しかしながら、忘れれば(忘れたとたんに)失われるのです。

恋愛も、両思いになったとたんに実現して、どちらかが思わなくなれば、思わなくなったとたんに失われます。

スタートであり、ゴールであるとはそういうことです。

日本国憲法(第12条)でも、「この憲法が国民に保障する自由及び権利は、国民の不断の努力によって、これを保持しなければならない。」と定められています。

思うこと、断つことなく思い続けることが重要なのです。

仏教の話や日本国憲法の話は長くなってしまうので、これくらいにして、誰しもが「初心」が重要であるということは、うすうす感づいていると思います。

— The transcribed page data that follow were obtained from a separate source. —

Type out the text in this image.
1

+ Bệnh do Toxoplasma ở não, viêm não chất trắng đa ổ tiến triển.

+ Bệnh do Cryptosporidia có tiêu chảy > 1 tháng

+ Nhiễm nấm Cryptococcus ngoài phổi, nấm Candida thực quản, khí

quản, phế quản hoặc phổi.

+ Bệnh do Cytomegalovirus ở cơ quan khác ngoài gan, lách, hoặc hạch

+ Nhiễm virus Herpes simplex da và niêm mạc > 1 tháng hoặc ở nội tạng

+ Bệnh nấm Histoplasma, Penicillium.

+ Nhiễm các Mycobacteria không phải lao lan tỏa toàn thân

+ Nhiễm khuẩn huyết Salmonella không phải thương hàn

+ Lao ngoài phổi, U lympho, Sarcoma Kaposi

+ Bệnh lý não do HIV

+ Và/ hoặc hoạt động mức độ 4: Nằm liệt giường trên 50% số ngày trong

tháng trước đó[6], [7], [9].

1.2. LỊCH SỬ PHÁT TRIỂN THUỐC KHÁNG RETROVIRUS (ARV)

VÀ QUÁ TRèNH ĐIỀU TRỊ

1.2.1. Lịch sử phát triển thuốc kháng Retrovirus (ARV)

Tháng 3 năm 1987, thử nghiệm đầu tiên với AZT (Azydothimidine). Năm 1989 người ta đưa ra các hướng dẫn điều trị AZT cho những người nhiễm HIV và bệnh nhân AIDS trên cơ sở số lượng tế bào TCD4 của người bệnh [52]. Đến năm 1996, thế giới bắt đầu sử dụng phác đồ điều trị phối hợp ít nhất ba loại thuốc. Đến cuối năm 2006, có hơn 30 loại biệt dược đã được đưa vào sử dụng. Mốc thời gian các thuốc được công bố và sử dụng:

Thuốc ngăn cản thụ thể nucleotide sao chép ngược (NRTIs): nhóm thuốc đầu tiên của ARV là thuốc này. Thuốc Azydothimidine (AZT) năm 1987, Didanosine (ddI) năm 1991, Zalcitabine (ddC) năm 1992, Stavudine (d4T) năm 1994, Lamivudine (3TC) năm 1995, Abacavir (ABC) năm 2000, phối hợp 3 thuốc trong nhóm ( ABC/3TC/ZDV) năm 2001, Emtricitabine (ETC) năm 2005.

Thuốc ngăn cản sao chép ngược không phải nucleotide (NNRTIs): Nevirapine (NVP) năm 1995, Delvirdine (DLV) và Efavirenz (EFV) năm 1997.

世阿弥は、能役者として、芸の観点から初心を3つに分類しました。

まずは、一般的に使われている「初心忘れるべからず」です。

これは今では、「初心の頃の気持ちを忘れるな」という風に情緒面ばかり強調されていますが、そもそも論として、能にとっての情緒は「身体で表現するもの」、「相手に見てもらう客観的なもの」であり、であるからこそ、能面といって感情を排した仮面をつけるのであり、そういう観点からすれば、「気持ち」というより「初心の頃の至らなさを忘れるな」という方が本来の意味となるでしょう。

そうなるとこれは大変深い意味を持ちます。

すなわち「以前の欠点を自覚することが後のためになる」ということを言っているからです。


次に、その時々の「初心忘れるべからず」です。

物事には段階があります。小学生の初心もあれば、中学生の初心もあるでしょう。

社会に出れば、役職。結婚すれば、夫婦になったり、親になったり、します。

その時々の初心を忘れてはいけないということです。

1つをクリアしたからといって、全てをクリアできた訳ではないのです。


3つ目は、老後の「初心忘れるべからず」です。

最初の初心、段階の初心を経て、完成の域に達したとしても、それで安心してしまっては、後は退化するだけになってしまいます。
現状維持は緩やかな退化ですから、日々精進することが大切です。

ピアノにしても、ヴァイオリンにしても、一流の域では、1日触れてないと違和感が出て、一週間も触れなければ、取り戻すのに一ヶ月かかるとも言います。

お釈迦様のように、発心(初心)を忘れず、どこまでも、どこまで行っても、絶え間なく歩いていくことが大切なのです。





この記事が「戦争と差別のない世界」の実現に役立ちますように。